E fora isso, eu sou muito branquinha, o cuidado com o sol é extremo. E eu tomei anticoncepcional a minha vida toda, nunca tive nenhum problema grande na pele, mas tem dois anos que não uso nenhum método contraceptivo, então é normal a pele dar uma desregulada, pra isso eu tenho minha dermato do coração, que cuida de mim desde criança, Aline Vieira. Mas procuro sempre levar tudo com leveza.
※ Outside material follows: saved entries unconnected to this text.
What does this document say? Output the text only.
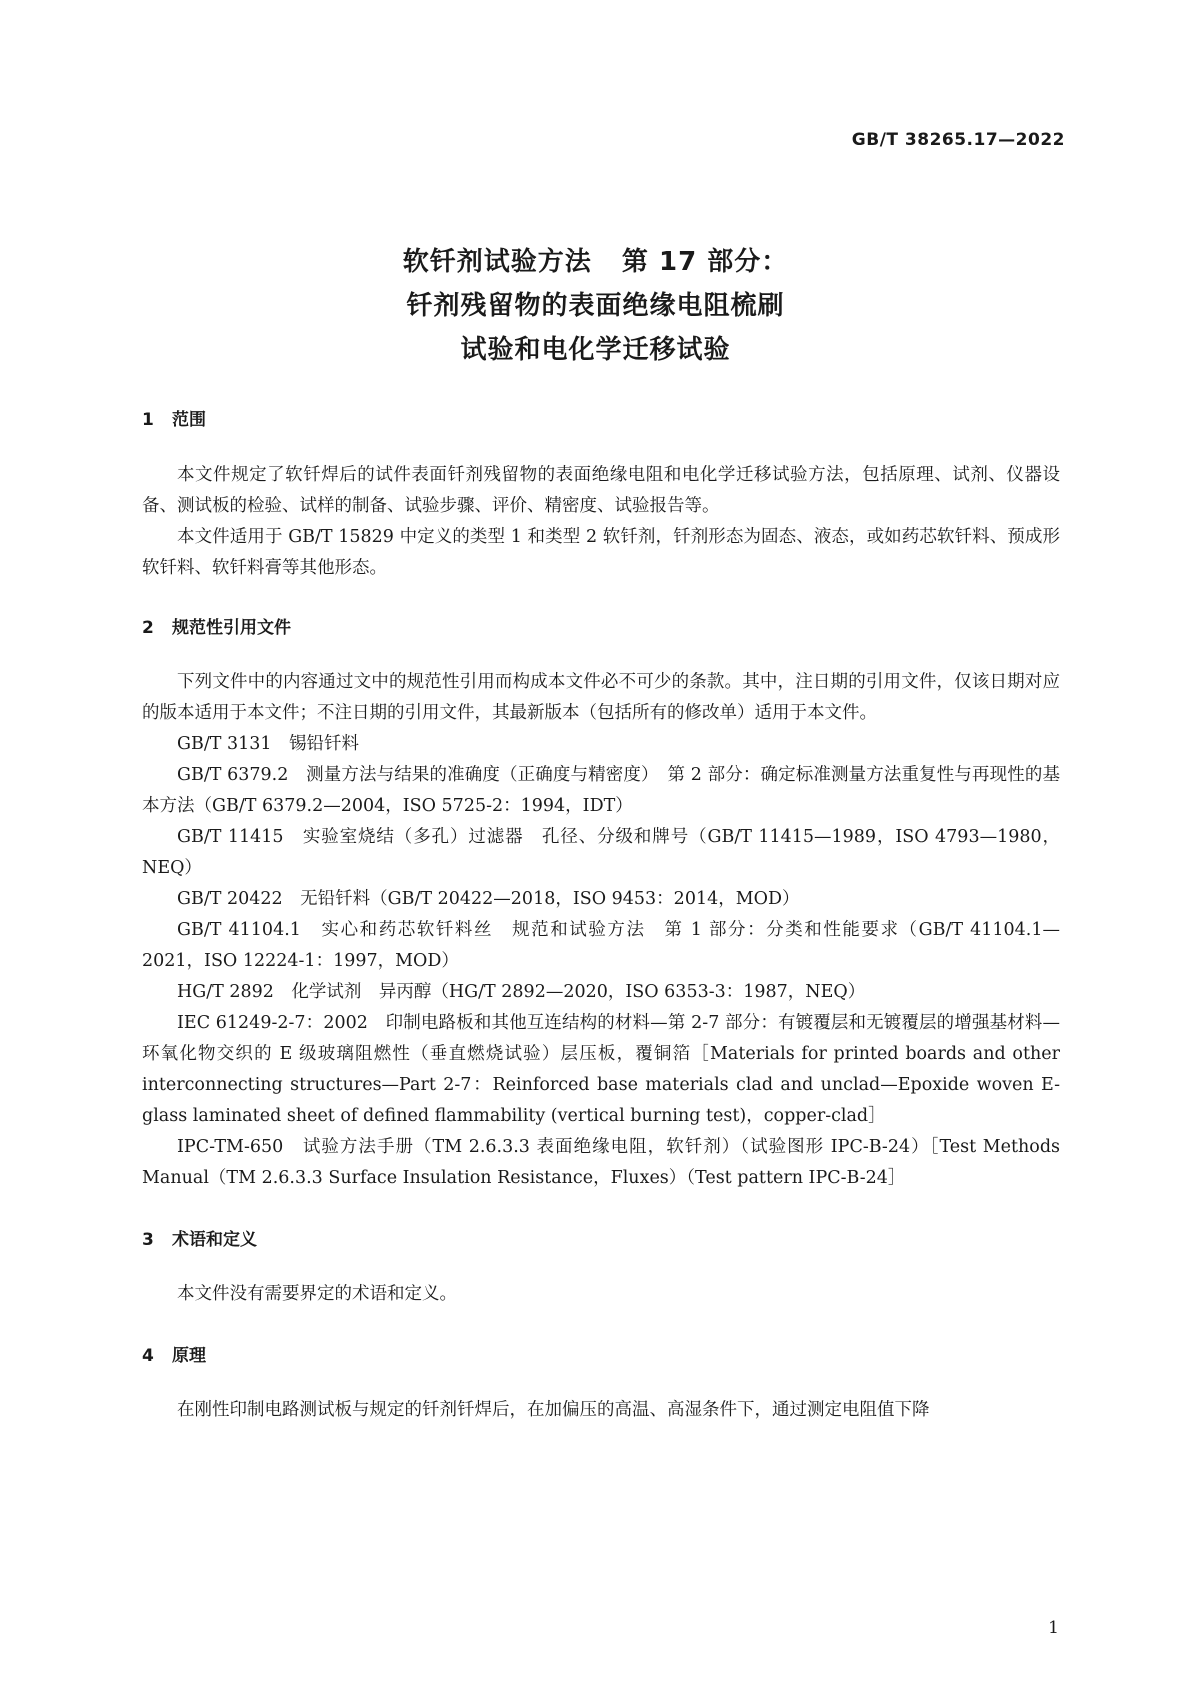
GB/T 38265.17—2022
软钎剂试验方法   第 17 部分：
钎剂残留物的表面绝缘电阻梳刷
试验和电化学迁移试验
1 范围

本文件规定了软钎焊后的试件表面钎剂残留物的表面绝缘电阻和电化学迁移试验方法，包括原理、试剂、仪器设备、测试板的检验、试样的制备、试验步骤、评价、精密度、试验报告等。

本文件适用于 GB/T 15829 中定义的类型 1 和类型 2 软钎剂，钎剂形态为固态、液态，或如药芯软钎料、预成形软钎料、软钎料膏等其他形态。

2 规范性引用文件

下列文件中的内容通过文中的规范性引用而构成本文件必不可少的条款。其中，注日期的引用文件，仅该日期对应的版本适用于本文件；不注日期的引用文件，其最新版本（包括所有的修改单）适用于本文件。

GB/T 3131　 锡铅钎料

GB/T 6379.2　 测量方法与结果的准确度（正确度与精密度）　第 2 部分：确定标准测量方法重复性与再现性的基本方法（GB/T 6379.2—2004，ISO 5725-2：1994，IDT）

GB/T 11415　 实验室烧结（多孔）过滤器　孔径、分级和牌号（GB/T 11415—1989，ISO 4793—1980，NEQ）

GB/T 20422　 无铅钎料（GB/T 20422—2018，ISO 9453：2014，MOD）

GB/T 41104.1　 实心和药芯软钎料丝　规范和试验方法　第 1 部分：分类和性能要求（GB/T 41104.1—2021，ISO 12224-1：1997，MOD）

HG/T 2892　 化学试剂　异丙醇（HG/T 2892—2020，ISO 6353-3：1987，NEQ）

IEC 61249-2-7：2002　 印制电路板和其他互连结构的材料—第 2-7 部分：有镀覆层和无镀覆层的增强基材料—环氧化物交织的 E 级玻璃阻燃性（垂直燃烧试验）层压板，覆铜箔［Materials for printed boards and other interconnecting structures—Part 2-7：Reinforced base materials clad and unclad—Epoxide woven E-glass laminated sheet of defined flammability (vertical burning test)，copper-clad］

IPC-TM-650　 试验方法手册（TM 2.6.3.3 表面绝缘电阻，软钎剂）（试验图形 IPC-B-24）［Test Methods Manual（TM 2.6.3.3 Surface Insulation Resistance，Fluxes）（Test pattern IPC-B-24］

3 术语和定义

本文件没有需要界定的术语和定义。

4 原理

在刚性印制电路测试板与规定的钎剂钎焊后，在加偏压的高温、高湿条件下，通过测定电阻值下降

1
Nas horas vagas o que faz sua cabeça na hora de ler, ver e ouvir algo? Eu assisto, leio e escuto de tudo. Sou muito aberta para coisas novas. Mas partindo de mim, eu sempre procuro por coisas que me toquem a alma. Que me façam refletir, mas também tragam acalento, a gente tá vivendo num mundo bem estranho. Então, eu tenho procurado por coisas e pessoas que me ajudem a conectar comigo mesma, que tragam uma certa plenitude. Para conquistar Malu basta… Ser honesto. A honestidade traz uma integridade que me fascina. Gosto de pessoas que não tem medo da vulnerabilidade, que vivem em sua inteireza, sem medo do ser. Está cada vez mais raro encontrar pessoas assim, então quando as encontro, gosto de mantê-las bem pertinho.